Pouca gente sabe que pelas ruas Bento
Freitas e General Jardim, no Centro, circulavam figuras como Pablo Neruda,
Carlos Marighella, Tarsila do Amaral e Oscar Niemeyer.
Mais raros são os que se lembram que o
prédio paulista do IAB (Instituto de Arquitetos do Brasil), onde esses ilustres
costumavam bater ponto, só foi construído depois de uma vaquinha entre
arquitetos modernistas dos anos 1950.
E o que ninguém sabe, ainda, é que um
novo financiamento coletivo, seis décadas depois, quer devolver ao edifício o
prestígio que ficou no passado.
A partir de hoje, o IAB-SP lança uma vaquinha virtual
(crowdfunding) pedindo colaboração de internautas para o restauro de sua sede.
A fachada de vidro está
escondida por placas de madeira e andaimes desde 2009 - com problemas de
infiltração, a marquise corria o risco de desabar sobre a calçada.
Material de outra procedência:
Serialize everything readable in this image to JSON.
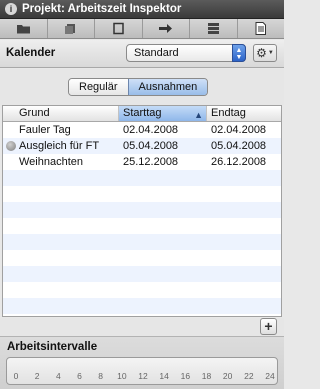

No pacote da reforma, o IAB
quer atualizar a estrutura do edifício para atender a necessidades
contemporâneas. Novas rampas e elevadores para acessibilidade, redes de
computadores, sistemas elétricos e reforma hidráulica são as obras mais
urgentes.
"Esses tapumes serão
retirados até outubro", assegura José Armênio de Brito Cruz, 53, atual
presidente do IAB-SP. Em entrevista à sãopaulo, ele diz que já conseguiu os R$
200 mil necessários para reformar a marquise.
A promessa do instituto é a
mesma desde pelo menos 2009. Mas não saiu do papel por falta de verba.
Pelo site do instituto, é
possível doar a partir de R$ 25. Com 10 mil associados, a meta do instituto é
atingir R$ 1 milhão até 2014.
Em 1949, em uma espécie de
"crowdfunding analógico", arquitetos como Rino Levi (um dos
responsáveis pelo projeto do prédio) e Gregori Warchavchik (autor da Casa
Modernista, na Vila Mariana) precisaram compartilhar economias e pedir dinheiro
emprestado para conseguir levantar a sede. A construção foi concluída dois anos
depois.
A contrapartida: quem topasse
tinha meio caminho andado para garantir um escritório no edifício.
JAZZ E DRY MARTINI
O IAB também pretende reabrir o
restaurante que funcionou até a década de 1980 no mezanino.
"Nos áureos tempos, todos
os arquitetos trabalhavam no Centro", lembra Júlio Neves, que foi
presidente do Masp por 14 anos. "A gente fazia fila durante o dia para
almoçar naquele restaurante. E de noite íamos do mezanino para o subsolo."
O subsolo atendia pela alcunha
de Clubinho dos Artistas. Embalados pela geometria das taças de gim tônica e
dry martini, artistas, escritores e, claro, arquitetos viravam noites sob
acordes frenéticos de trios de jazz - ou do saxofone de Pixinguinha, que já
tocou por lá.
"Os únicos lugares
parecidos na época eram o Nick Bar, na [rua] Major Diogo, e o Paribar, na
[avenida] São Luis", afirma Neves.
O restaurante e o inferninho já
não existem há tempos.
Mas a estrutura de metal e
vidro do prédio guarda alguns detalhes preciosos até hoje. Entre eles, um
móbile do artista Alexander Calder, um mural de Ubirajara Ribeiro e composições
do arquiteto paisagista Burle Marx.
Hoje intacta, a obra de Calder
[veja foto abaixo] já foi sinônimo de dor de cabeça para o instituto. "Na
festa da minha posse, com todo mundo já pra lá de Bagdá, uma das "pétalas'
do móbile foi roubada", conta o arquiteto Renato Nunes, presidente do IAB
paulista entre 1984 e 1985.
"Meses depois recebi um
telefonema anônimo dizendo que um dos diretores da instituição o havia
roubado", afirma Nunes. O ladrão tinha morrido naquela semana, e a peça
foi encontrada na limpeza de seu escritório.
NOVOS ARES
A vizinhança do edifício
começou a mudar nos anos 1980, quando os primeiros prostíbulos chegaram e se
instalaram na rua Bento de Freitas.
A dois passos da entrada do IAB
está a boate La Barca, cuja placa avisa: "Fazemos sua festa". Para
Brito Cruz, os vizinhos não são problema. "Essa rua é um retrato bastante
atual de São Paulo."
Para fazer a festa de Cruz,
serão necessários R$ 8,6 milhões. Esse é o custo do projeto completo de
restauro, incluindo os oito andares, mezanino, subsolo, terraço e obras de
arte. A captação de recursos foi aprovada em 2011, via Lei Rouanet, mas o
dinheiro não entrou.
O prédio já foi tombado nas
instâncias municipal e estadual de patrimônio. Só falta o Iphan.
Segundo o presidente, o
crowdfunding será um estímulo para que novos patrocinadores abracem a causa.
"Se precisar ir ao Faustão para pedir dinheiro, eu vou."